Parówki i blokada łańcuchowa stały się jego łupem
Skradziony łup przepakował w przebieralni, gdzie spędził ponad godzinę. Część produktów postanowił zjeść. Następnie puste pudełka ukrył na półkach, odstawił wózek sklepowy i jak gdyby nigdy nic opuścił sklep. Czujni pracownicy ochrony spostrzegli, że coś jest nie tak i zaalarmowali patrol Policji, który zatrzymał 35-latka. Po zgromadzeniu materiału dowodowego podejrzany usłyszał zarzut kradzieży, działając w warunkach recydywy.

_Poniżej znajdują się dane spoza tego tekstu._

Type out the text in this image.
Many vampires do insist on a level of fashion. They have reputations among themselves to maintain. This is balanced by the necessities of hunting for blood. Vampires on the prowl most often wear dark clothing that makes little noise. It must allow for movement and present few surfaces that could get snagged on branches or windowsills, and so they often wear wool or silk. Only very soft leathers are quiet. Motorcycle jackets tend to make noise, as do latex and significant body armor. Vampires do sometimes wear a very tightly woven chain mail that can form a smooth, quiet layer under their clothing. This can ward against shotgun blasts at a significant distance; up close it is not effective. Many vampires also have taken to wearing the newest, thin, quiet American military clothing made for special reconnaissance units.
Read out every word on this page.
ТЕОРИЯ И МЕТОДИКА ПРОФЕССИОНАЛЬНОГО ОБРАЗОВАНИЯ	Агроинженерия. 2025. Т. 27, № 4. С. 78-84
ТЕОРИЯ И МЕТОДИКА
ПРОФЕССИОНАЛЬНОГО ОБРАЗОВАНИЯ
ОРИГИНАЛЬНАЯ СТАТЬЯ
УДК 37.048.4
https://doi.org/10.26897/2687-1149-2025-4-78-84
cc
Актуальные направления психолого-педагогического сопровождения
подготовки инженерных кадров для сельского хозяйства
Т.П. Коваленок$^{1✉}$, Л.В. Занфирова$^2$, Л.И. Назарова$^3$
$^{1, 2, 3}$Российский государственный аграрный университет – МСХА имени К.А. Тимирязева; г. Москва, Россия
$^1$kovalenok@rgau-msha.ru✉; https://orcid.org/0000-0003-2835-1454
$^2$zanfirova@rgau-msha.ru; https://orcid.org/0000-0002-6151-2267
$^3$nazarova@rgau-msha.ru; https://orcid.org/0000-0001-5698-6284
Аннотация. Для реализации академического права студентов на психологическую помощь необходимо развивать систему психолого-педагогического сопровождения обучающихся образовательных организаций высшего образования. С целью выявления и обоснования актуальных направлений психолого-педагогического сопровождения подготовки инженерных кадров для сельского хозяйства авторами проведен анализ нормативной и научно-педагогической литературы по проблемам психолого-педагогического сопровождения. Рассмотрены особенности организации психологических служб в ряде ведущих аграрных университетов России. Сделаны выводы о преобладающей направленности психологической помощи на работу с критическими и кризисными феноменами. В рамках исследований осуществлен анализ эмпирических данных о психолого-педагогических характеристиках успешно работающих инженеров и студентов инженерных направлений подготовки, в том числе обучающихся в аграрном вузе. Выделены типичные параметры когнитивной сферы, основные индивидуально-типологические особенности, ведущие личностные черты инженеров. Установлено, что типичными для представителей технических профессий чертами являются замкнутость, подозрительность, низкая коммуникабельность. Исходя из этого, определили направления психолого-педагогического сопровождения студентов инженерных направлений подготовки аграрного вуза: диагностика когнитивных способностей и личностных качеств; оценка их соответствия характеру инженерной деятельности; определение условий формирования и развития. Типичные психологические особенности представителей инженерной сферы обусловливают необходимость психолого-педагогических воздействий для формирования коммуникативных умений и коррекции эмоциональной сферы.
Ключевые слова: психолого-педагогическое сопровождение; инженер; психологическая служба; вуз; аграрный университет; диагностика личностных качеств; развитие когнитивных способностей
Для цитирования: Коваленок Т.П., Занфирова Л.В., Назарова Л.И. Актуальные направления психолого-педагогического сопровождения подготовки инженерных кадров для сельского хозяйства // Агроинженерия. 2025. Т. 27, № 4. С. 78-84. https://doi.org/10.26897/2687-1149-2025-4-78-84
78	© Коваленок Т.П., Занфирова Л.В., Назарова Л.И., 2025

Policjanci z wolskiej patrolówki otrzymali zgłoszenie w sprawie kradzieży. Na miejscu funkcjonariusze ustalili okoliczności zdarzenia. Okazało się, że pracownik ochrony zwrócił uwagę na mężczyznę, który z koszykiem pełnym zakupów wszedł do przebieralni i spędził tam ponad godzinę. Następnie mężczyzna odstawił koszyk i wyszedł ze sklepu z pełnym plecakiem.
Pracownicy ochrony zareagowali. Okazało się, że plecak był wypchany skradzionym towarem, m.in. parówkami, blokadą łańcuchową, kapsułkami do prania, głosnikami i lampką do roweru, na półkach sklepowych ochroniarze odnaleźli pochowane opakowania tego towaru.
Całe zdarzenie zostało utrwalone na monitoringu. Policjanci zatrzymali 35-latka. Sprawa trafiła do Wydziału do Walki z Przestępczością Przeciwko Mieniu. Po sprawdzeniu w policyjnych bazach danych okazało się, że zatrzymany miał już wcześniej konfilkt z prawem. Po zgromadzeniu materiału dowodowego podejrzany usłyszał zarzut karny dotyczący kradzieży, działając w warunkach recydywy. Za kradzież grozi kara do 5 lat pozbawienia wolności.